Jake Mulraney will likely have a starting berth for Hearts in the Scottish Cup final on Saturday. Joel Sked looks at the roles he could play.
Cast your mind back to before Christmas. Jake Mulraney failed to get off the bench in a 2-0 defeat to Aberdeen at Pittodrie. It was the fifth consecutive match the Irishman hadn't featured for the side.
In 18 games, between the start of September and Christmas, the winger played just three times, starting once. In addition he had been left out the squad completely on seven occasions.
It seemed to prove to the doubters, naysayers and those who raised their eyebrow that they were correct in their belief that the player wasn't of the standard to play for the club.
However, slowly but surely, the 23-year-old has been winning over critics. Embracing the work of John Johnstone's Football Mindset, Mulraney was able to alter the direction of his Hearts career and embrace the challenges which present themselves at Tynecastle.
It is now at he point where the former Inverness CT man could be key to success at Hampden Park on Saturday.
But how could Craig Levein utilise him?
During the split the Hearts manager has been experimenting, using both a back four and back three. If he opts for a back three then Mulraney is ready-made for that position having played it before for the team.
He would offer a different type of threat from Michael Smith, who would likely be fielded on the right.
With a defensive trio behind him it would allow for Mulraney to be more adventurous and provide attacking width and support. In such a role he would be key in helping Hearts transition from defence to attacking, using his pace and dribbling ability to get up the pitch.
However, the concern is three-fold but all linked: James Forrest, space and Christophe Berra.
If Mulraney is too cavalier it could leave the team badly exposed, especially against one of the most potent attacking forces in the league, Ladbrokes Premiership player of the year Forrest.
With 17 goals this season, including three in his last three Scottish Cup appearances, he is Celtic's danger man.

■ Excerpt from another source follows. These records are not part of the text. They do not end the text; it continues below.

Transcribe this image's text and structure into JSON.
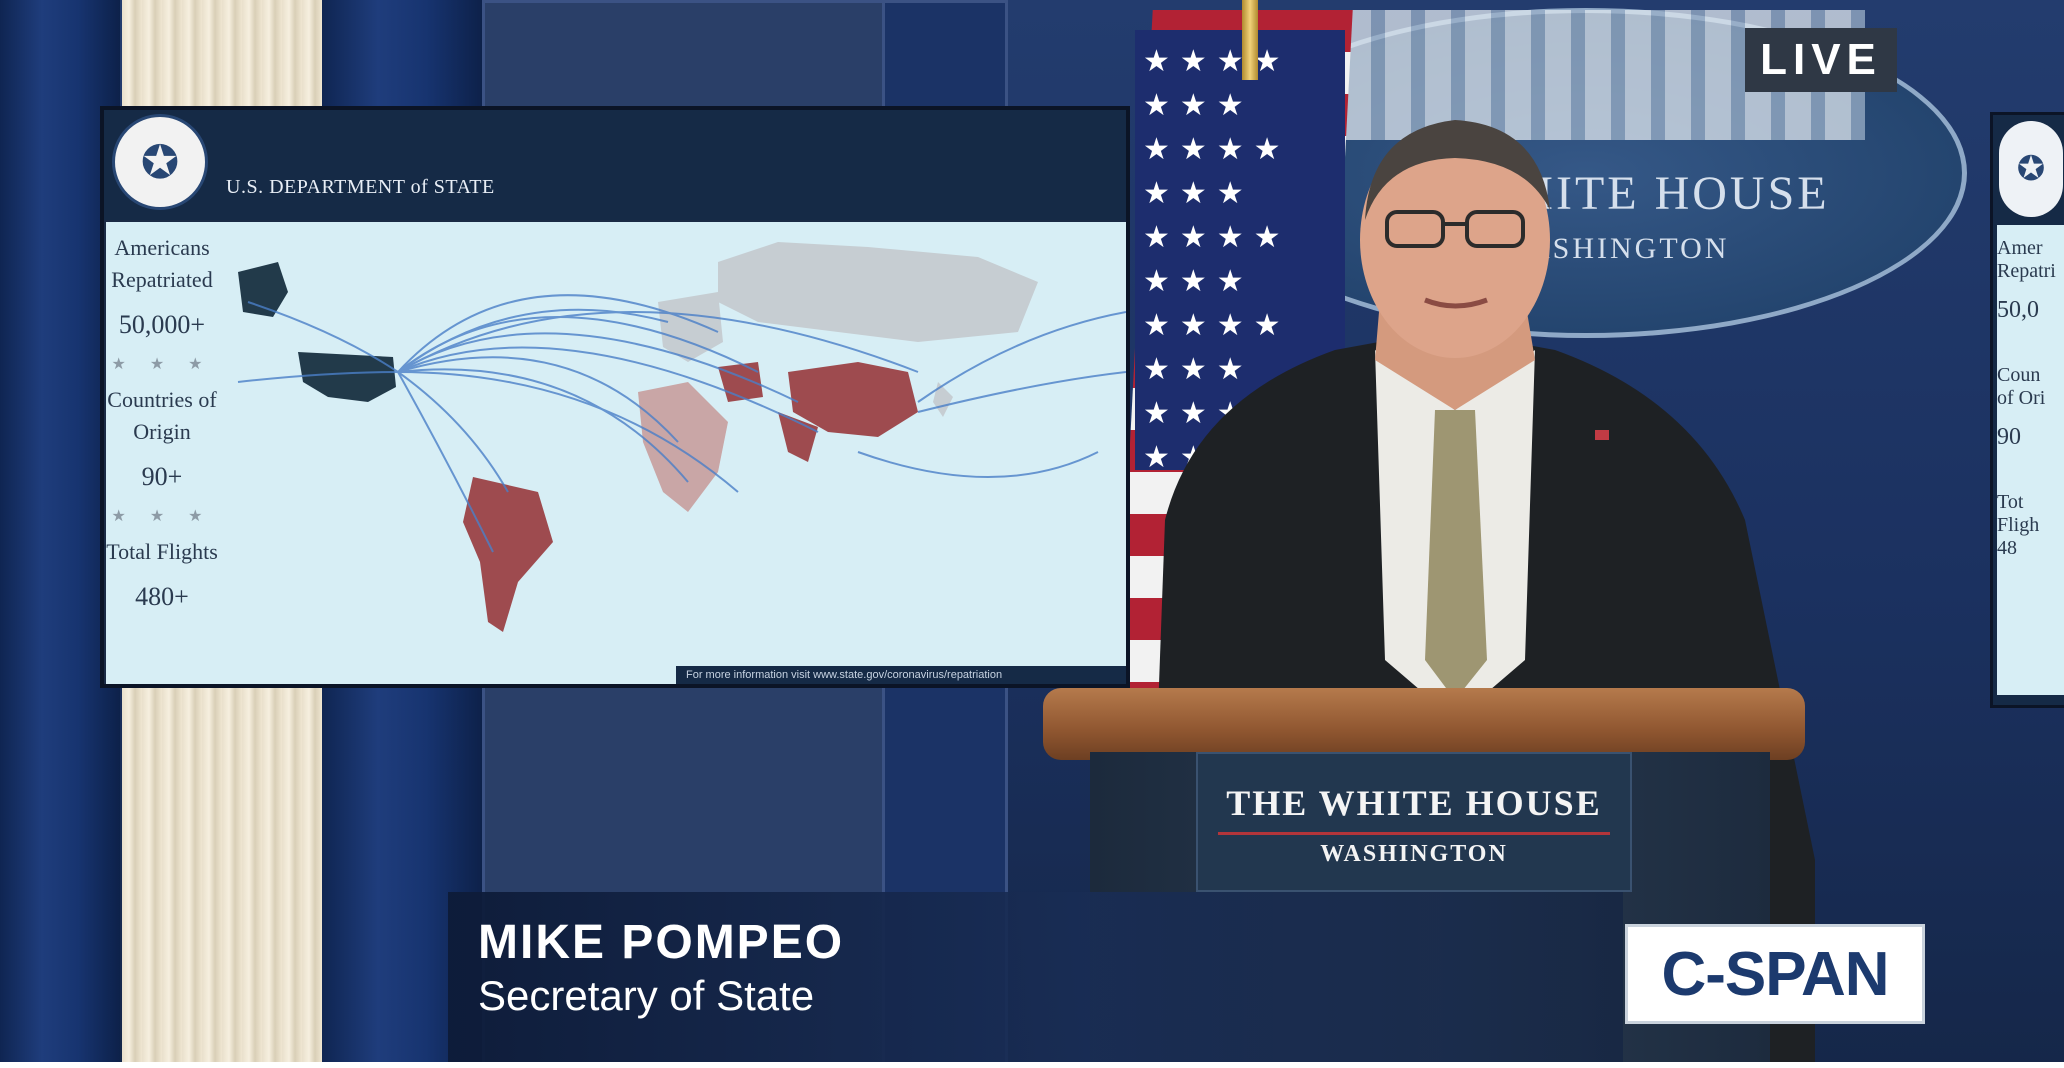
{
  "broadcast": {
    "live_label": "LIVE",
    "network_logo": "C-SPAN"
  },
  "lower_third": {
    "name": "MIKE POMPEO",
    "title": "Secretary of State"
  },
  "backdrop": {
    "seal_line1": "WHITE HOUSE",
    "seal_line2": "WASHINGTON"
  },
  "podium": {
    "title": "THE WHITE HOUSE",
    "subtitle": "WASHINGTON"
  },
  "monitor": {
    "header": "U.S. DEPARTMENT of STATE",
    "stats": [
      {
        "label": "Americans Repatriated",
        "value": "50,000+"
      },
      {
        "label": "Countries of Origin",
        "value": "90+"
      },
      {
        "label": "Total Flights",
        "value": "480+"
      }
    ],
    "stars": "★ ★ ★",
    "footer_note": "For more information visit www.state.gov/coronavirus/repatriation"
  },
  "screen2": {
    "lines": [
      "Amer",
      "Repatri",
      "50,0",
      "Coun",
      "of Ori",
      "90",
      "Tot",
      "Fligh",
      "48"
    ]
  },
  "colors": {
    "cspan_blue": "#1c3a6e",
    "map_ocean": "#d7eef5",
    "map_highlight": "#9e4b4f",
    "flight_arc": "#4a7fc8"
  },
  "icons": {
    "dos_seal": "eagle-seal-icon",
    "flag": "american-flag"
  }
}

Without direct support behind him, Mulraney could end up being forced into a left-back position, meaning Hearts are too defensive and struggle to get out from under the pressure.
Then there is Berra. As seen in the last defeat at Fir Park back in February, Berra is not so keen moving to the flank to defend and can struggle.

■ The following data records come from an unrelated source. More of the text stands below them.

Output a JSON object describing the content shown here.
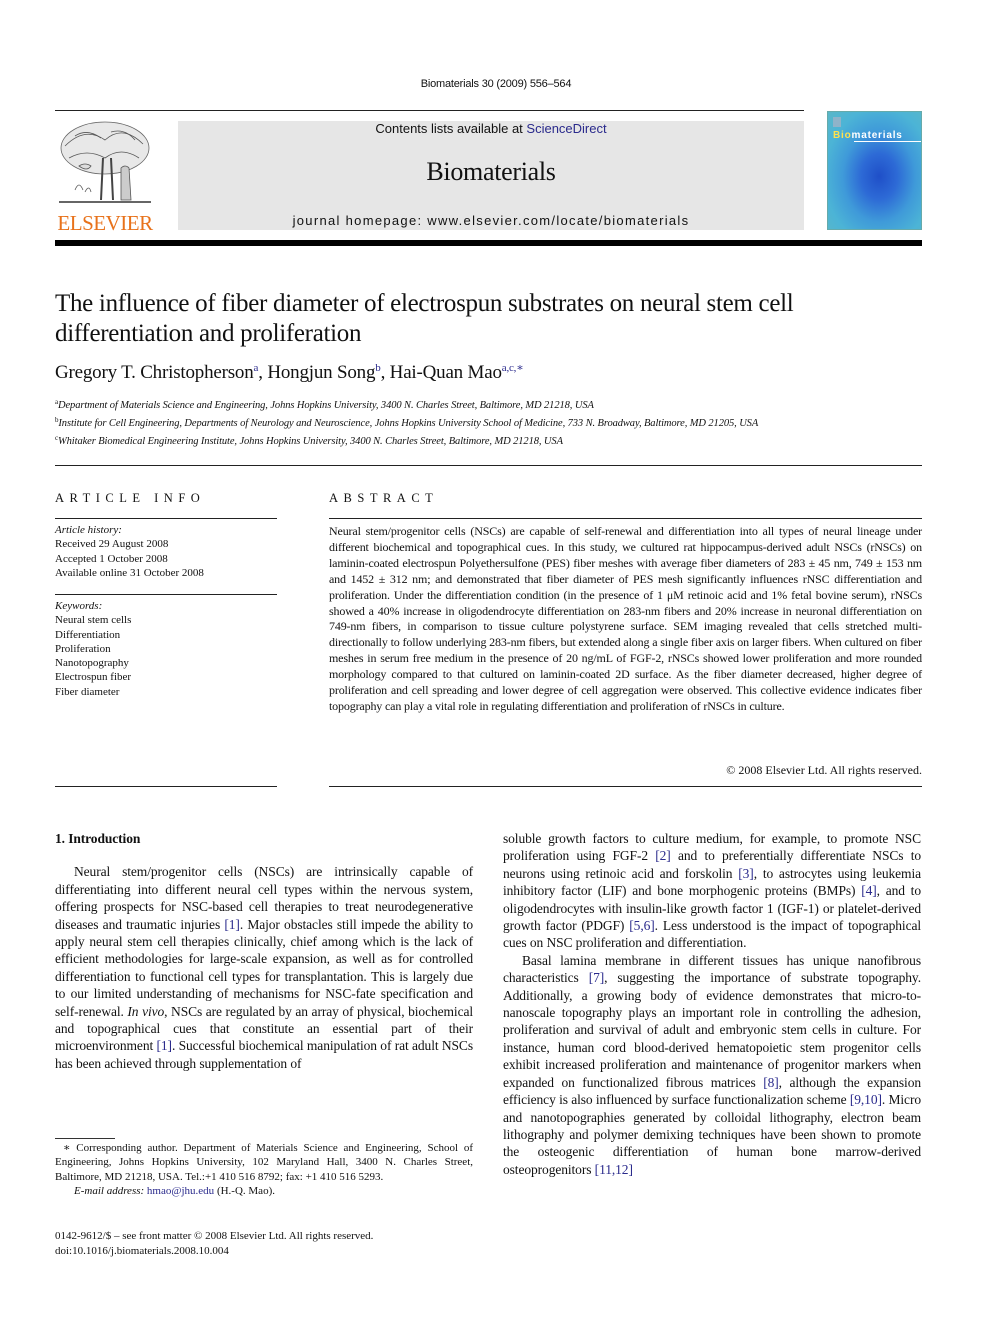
{
  "running_head": "Biomaterials 30 (2009) 556–564",
  "masthead": {
    "contents_prefix": "Contents lists available at ",
    "contents_link": "ScienceDirect",
    "journal_name": "Biomaterials",
    "homepage": "journal homepage: www.elsevier.com/locate/biomaterials",
    "publisher": "ELSEVIER",
    "cover_title_accent": "Bio",
    "cover_title_rest": "materials",
    "link_color": "#2a2a8c",
    "publisher_color": "#e8721b"
  },
  "article": {
    "title": "The influence of fiber diameter of electrospun substrates on neural stem cell differentiation and proliferation",
    "authors": [
      {
        "name": "Gregory T. Christopherson",
        "sup": "a"
      },
      {
        "name": "Hongjun Song",
        "sup": "b"
      },
      {
        "name": "Hai-Quan Mao",
        "sup": "a,c,∗"
      }
    ],
    "affiliations": [
      {
        "sup": "a",
        "text": "Department of Materials Science and Engineering, Johns Hopkins University, 3400 N. Charles Street, Baltimore, MD 21218, USA"
      },
      {
        "sup": "b",
        "text": "Institute for Cell Engineering, Departments of Neurology and Neuroscience, Johns Hopkins University School of Medicine, 733 N. Broadway, Baltimore, MD 21205, USA"
      },
      {
        "sup": "c",
        "text": "Whitaker Biomedical Engineering Institute, Johns Hopkins University, 3400 N. Charles Street, Baltimore, MD 21218, USA"
      }
    ]
  },
  "article_info": {
    "label": "ARTICLE INFO",
    "history_label": "Article history:",
    "history": [
      "Received 29 August 2008",
      "Accepted 1 October 2008",
      "Available online 31 October 2008"
    ],
    "keywords_label": "Keywords:",
    "keywords": [
      "Neural stem cells",
      "Differentiation",
      "Proliferation",
      "Nanotopography",
      "Electrospun fiber",
      "Fiber diameter"
    ]
  },
  "abstract": {
    "label": "ABSTRACT",
    "text": "Neural stem/progenitor cells (NSCs) are capable of self-renewal and differentiation into all types of neural lineage under different biochemical and topographical cues. In this study, we cultured rat hippocampus-derived adult NSCs (rNSCs) on laminin-coated electrospun Polyethersulfone (PES) fiber meshes with average fiber diameters of 283 ± 45 nm, 749 ± 153 nm and 1452 ± 312 nm; and demonstrated that fiber diameter of PES mesh significantly influences rNSC differentiation and proliferation. Under the differentiation condition (in the presence of 1 μM retinoic acid and 1% fetal bovine serum), rNSCs showed a 40% increase in oligodendrocyte differentiation on 283-nm fibers and 20% increase in neuronal differentiation on 749-nm fibers, in comparison to tissue culture polystyrene surface. SEM imaging revealed that cells stretched multi-directionally to follow underlying 283-nm fibers, but extended along a single fiber axis on larger fibers. When cultured on fiber meshes in serum free medium in the presence of 20 ng/mL of FGF-2, rNSCs showed lower proliferation and more rounded morphology compared to that cultured on laminin-coated 2D surface. As the fiber diameter decreased, higher degree of proliferation and cell spreading and lower degree of cell aggregation were observed. This collective evidence indicates fiber topography can play a vital role in regulating differentiation and proliferation of rNSCs in culture.",
    "copyright": "© 2008 Elsevier Ltd. All rights reserved."
  },
  "body": {
    "intro_heading": "1.  Introduction",
    "left_para": [
      {
        "t": "Neural stem/progenitor cells (NSCs) are intrinsically capable of differentiating into different neural cell types within the nervous system, offering prospects for NSC-based cell therapies to treat neurodegenerative diseases and traumatic injuries "
      },
      {
        "ref": "[1]"
      },
      {
        "t": ". Major obstacles still impede the ability to apply neural stem cell therapies clinically, chief among which is the lack of efficient methodologies for large-scale expansion, as well as for controlled differentiation to functional cell types for transplantation. This is largely due to our limited understanding of mechanisms for NSC-fate specification and self-renewal. "
      },
      {
        "i": "In vivo"
      },
      {
        "t": ", NSCs are regulated by an array of physical, biochemical and topographical cues that constitute an essential part of their microenvironment "
      },
      {
        "ref": "[1]"
      },
      {
        "t": ". Successful biochemical manipulation of rat adult NSCs has been achieved through supplementation of"
      }
    ],
    "right_para_1": [
      {
        "t": "soluble growth factors to culture medium, for example, to promote NSC proliferation using FGF-2 "
      },
      {
        "ref": "[2]"
      },
      {
        "t": " and to preferentially differentiate NSCs to neurons using retinoic acid and forskolin "
      },
      {
        "ref": "[3]"
      },
      {
        "t": ", to astrocytes using leukemia inhibitory factor (LIF) and bone morphogenic proteins (BMPs) "
      },
      {
        "ref": "[4]"
      },
      {
        "t": ", and to oligodendrocytes with insulin-like growth factor 1 (IGF-1) or platelet-derived growth factor (PDGF) "
      },
      {
        "ref": "[5,6]"
      },
      {
        "t": ". Less understood is the impact of topographical cues on NSC proliferation and differentiation."
      }
    ],
    "right_para_2": [
      {
        "t": "Basal lamina membrane in different tissues has unique nanofibrous characteristics "
      },
      {
        "ref": "[7]"
      },
      {
        "t": ", suggesting the importance of substrate topography. Additionally, a growing body of evidence demonstrates that micro-to-nanoscale topography plays an important role in controlling the adhesion, proliferation and survival of adult and embryonic stem cells in culture. For instance, human cord blood-derived hematopoietic stem progenitor cells exhibit increased proliferation and maintenance of progenitor markers when expanded on functionalized fibrous matrices "
      },
      {
        "ref": "[8]"
      },
      {
        "t": ", although the expansion efficiency is also influenced by surface functionalization scheme "
      },
      {
        "ref": "[9,10]"
      },
      {
        "t": ". Micro and nanotopographies generated by colloidal lithography, electron beam lithography and polymer demixing techniques have been shown to promote the osteogenic differentiation of human bone marrow-derived osteoprogenitors "
      },
      {
        "ref": "[11,12]"
      }
    ]
  },
  "footnote": {
    "corresponding": "∗ Corresponding author. Department of Materials Science and Engineering, School of Engineering, Johns Hopkins University, 102 Maryland Hall, 3400 N. Charles Street, Baltimore, MD 21218, USA. Tel.:+1 410 516 8792; fax: +1 410 516 5293.",
    "email_label": "E-mail address:",
    "email": "hmao@jhu.edu",
    "email_suffix": " (H.-Q. Mao)."
  },
  "front_matter": {
    "issn_line": "0142-9612/$ – see front matter © 2008 Elsevier Ltd. All rights reserved.",
    "doi": "doi:10.1016/j.biomaterials.2008.10.004"
  }
}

This is Mulraney's best position, the one he is most comfortable in and the one he can do most damage.
In a defensive sense it would give be Hearts two players to thwart the threat of Forrest.

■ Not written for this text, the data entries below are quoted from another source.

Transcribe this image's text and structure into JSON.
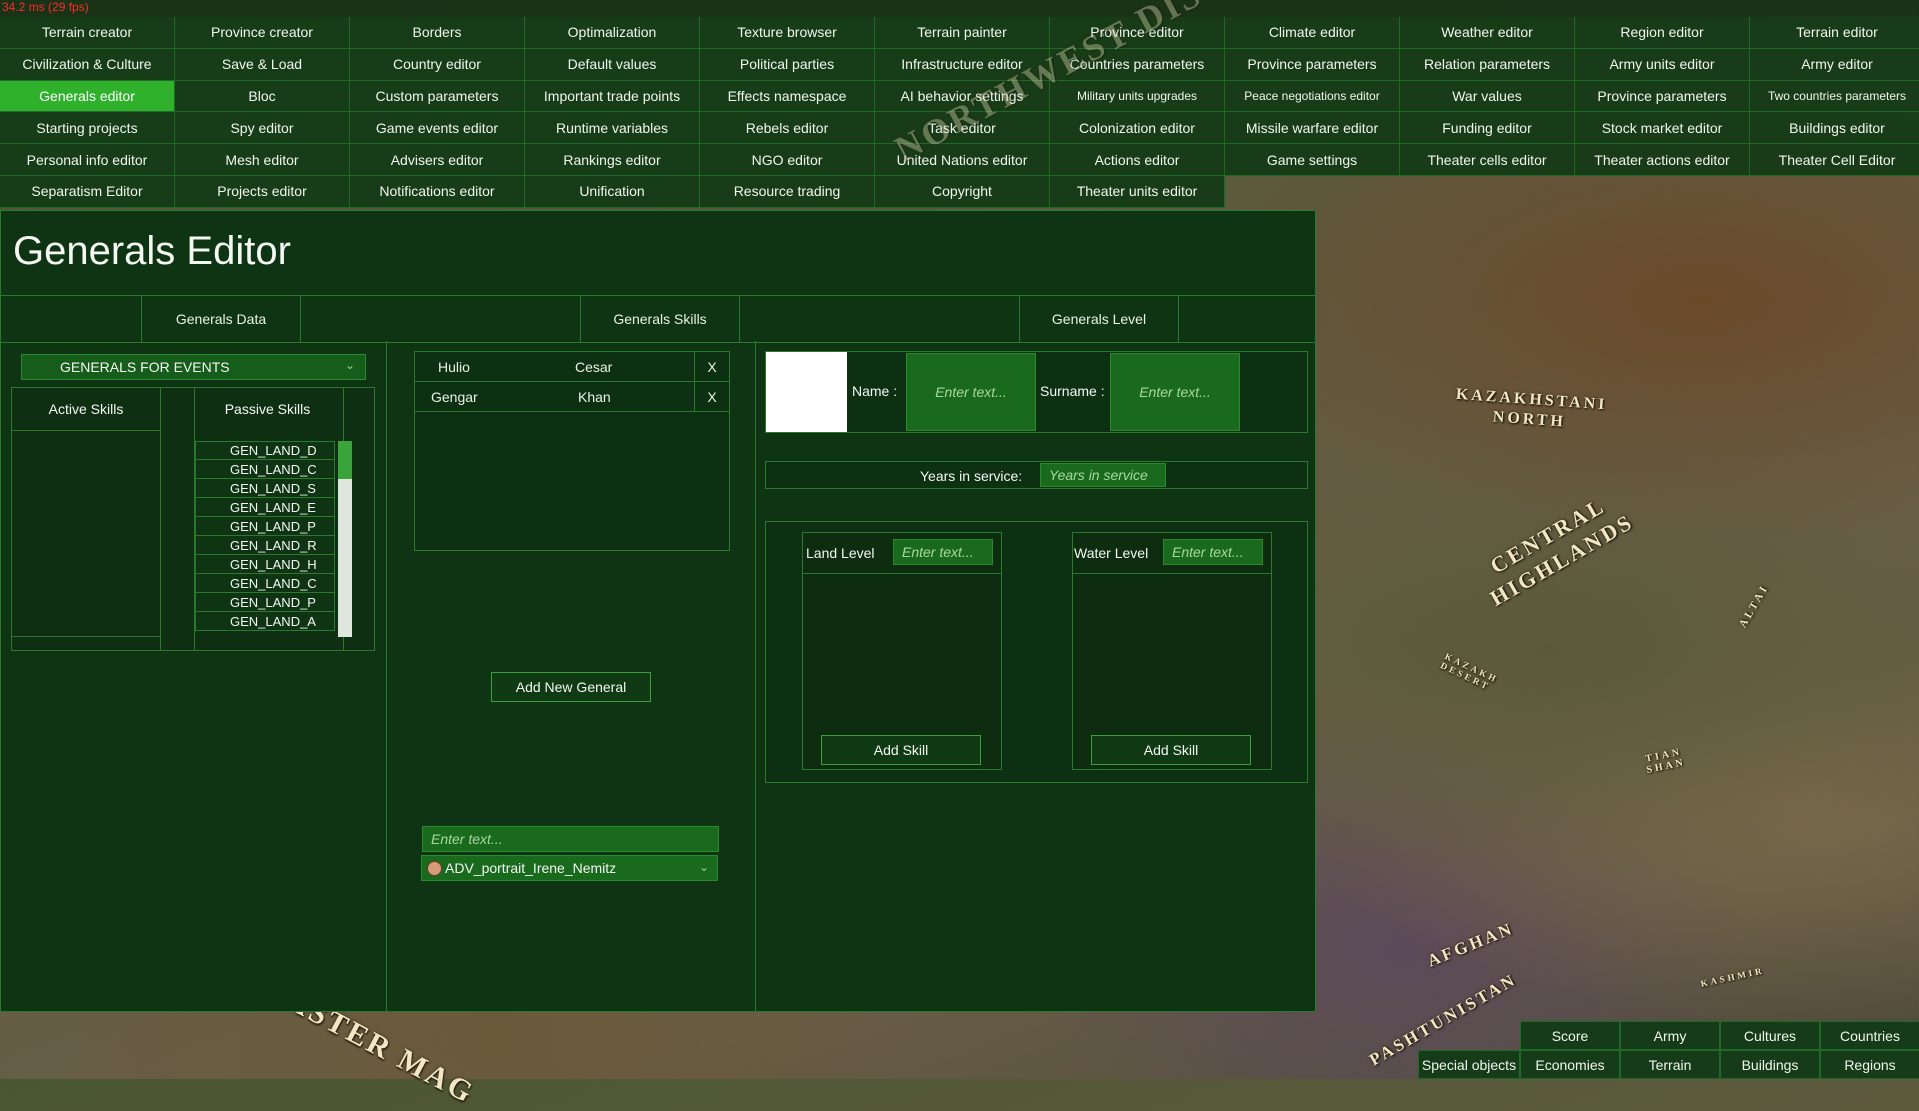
{
  "fps_text": "34.2 ms (29 fps)",
  "top_menu": [
    [
      "Terrain creator",
      "Province creator",
      "Borders",
      "Optimalization",
      "Texture browser",
      "Terrain painter",
      "Province editor",
      "Climate editor",
      "Weather editor",
      "Region editor",
      "Terrain editor"
    ],
    [
      "Civilization & Culture",
      "Save & Load",
      "Country editor",
      "Default values",
      "Political parties",
      "Infrastructure editor",
      "Countries parameters",
      "Province parameters",
      "Relation parameters",
      "Army units editor",
      "Army editor"
    ],
    [
      "Generals editor",
      "Bloc",
      "Custom parameters",
      "Important trade points",
      "Effects namespace",
      "AI behavior settings",
      "Military units upgrades",
      "Peace negotiations editor",
      "War values",
      "Province parameters",
      "Two countries parameters"
    ],
    [
      "Starting projects",
      "Spy editor",
      "Game events editor",
      "Runtime variables",
      "Rebels editor",
      "Task editor",
      "Colonization editor",
      "Missile warfare editor",
      "Funding editor",
      "Stock market editor",
      "Buildings editor"
    ],
    [
      "Personal info editor",
      "Mesh editor",
      "Advisers editor",
      "Rankings editor",
      "NGO editor",
      "United Nations editor",
      "Actions editor",
      "Game settings",
      "Theater cells editor",
      "Theater actions editor",
      "Theater Cell Editor"
    ],
    [
      "Separatism Editor",
      "Projects editor",
      "Notifications editor",
      "Unification",
      "Resource trading",
      "Copyright",
      "Theater units editor",
      "",
      "",
      "",
      ""
    ]
  ],
  "active_menu_item": "Generals editor",
  "map_labels": {
    "kaz_north": "KAZAKHSTANI NORTH",
    "central_highlands": "CENTRAL HIGHLANDS",
    "afghan": "AFGHAN",
    "pashtunistan": "PASHTUNISTAN",
    "altai": "ALTAI",
    "tian_shan": "TIAN SHAN",
    "kazakh_desert": "KAZAKH DESERT",
    "kashmir": "KASHMIR",
    "eastern_magreb": "EASTER MAG",
    "northwest_district": "NORTHWEST DISTRICT"
  },
  "editor": {
    "title": "Generals Editor",
    "tabs": [
      "Generals Data",
      "Generals Skills",
      "Generals Level"
    ]
  },
  "left": {
    "dropdown_value": "GENERALS FOR EVENTS",
    "active_skills_header": "Active Skills",
    "passive_skills_header": "Passive Skills",
    "passive_skills": [
      "GEN_LAND_D",
      "GEN_LAND_C",
      "GEN_LAND_S",
      "GEN_LAND_E",
      "GEN_LAND_P",
      "GEN_LAND_R",
      "GEN_LAND_H",
      "GEN_LAND_C",
      "GEN_LAND_P",
      "GEN_LAND_A"
    ]
  },
  "middle": {
    "generals": [
      {
        "name": "Hulio",
        "surname": "Cesar",
        "remove": "X"
      },
      {
        "name": "Gengar",
        "surname": "Khan",
        "remove": "X"
      }
    ],
    "add_button": "Add New General",
    "text_input_placeholder": "Enter text...",
    "portrait_value": "ADV_portrait_Irene_Nemitz"
  },
  "right": {
    "name_label": "Name :",
    "name_placeholder": "Enter text...",
    "surname_label": "Surname :",
    "surname_placeholder": "Enter text...",
    "years_label": "Years in service:",
    "years_placeholder": "Years in service",
    "land_level_label": "Land Level",
    "land_level_placeholder": "Enter text...",
    "water_level_label": "Water Level",
    "water_level_placeholder": "Enter text...",
    "add_skill_land": "Add Skill",
    "add_skill_water": "Add Skill"
  },
  "bottom_menu": {
    "row1": [
      "Score",
      "Army",
      "Cultures",
      "Countries"
    ],
    "row2": [
      "Economies",
      "Terrain",
      "Buildings",
      "Regions"
    ],
    "special": "Special objects"
  },
  "colors": {
    "panel_bg": "#0f3414",
    "border": "#2a7a2e",
    "active_menu": "#2fb12c",
    "input_green": "#1a6a1e",
    "fps_text": "#ff2a2a"
  }
}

There are a couple of options at left-back. Michael Smith, although a right-back, provides experience and know how. Bobby Burns is a more natural on the left but lacks experience and pace.
With Smith behind Mulraney will be more confident at taking the game to Mikael Lustig or Jeremy Toljan who are Celtic's weak links on the right if defence. Playing him closer to goal gives him more chance of influencing the game in the final third and providing Uche Ikpeazu with ammunition.
If it's Burns, Mulraney can offer decent protection having played the position before. The concern would be that he could overcompensate and sit on top of Burns, effectively doubling up as a full-back.
Therefore it would stifle his attacking threat.
This would likely be Levein's last option but it is just that, an option.
There have been some games this season where he has been pushed back into that role but it is one which the player is not best suited to and not comfortable in.
With it being the Scottish Cup final you want players who are comfortable in their position. It would be a risk with the player unlikely to be sure in his positioning without the ball and he would probably question himself when the team do have it and whether to attack and how high a position to take.
There is one big benefit, however. Mulraney has the pace to match James Forrest. But would he have the nous to shut him down all game?
For Hearts to get the best out of Mulraney and for him to become an influential and decisive individual on the day, playing him as a winger ahead of Michael Smith would be the best decision.
It would provide him with the freedom to attack Celtic's weak point.
As wing-back, it would perhaps mean Hearts are bit more defensively solid in the defensive third but could become problematic only having one player in direct opposition to James Forrest.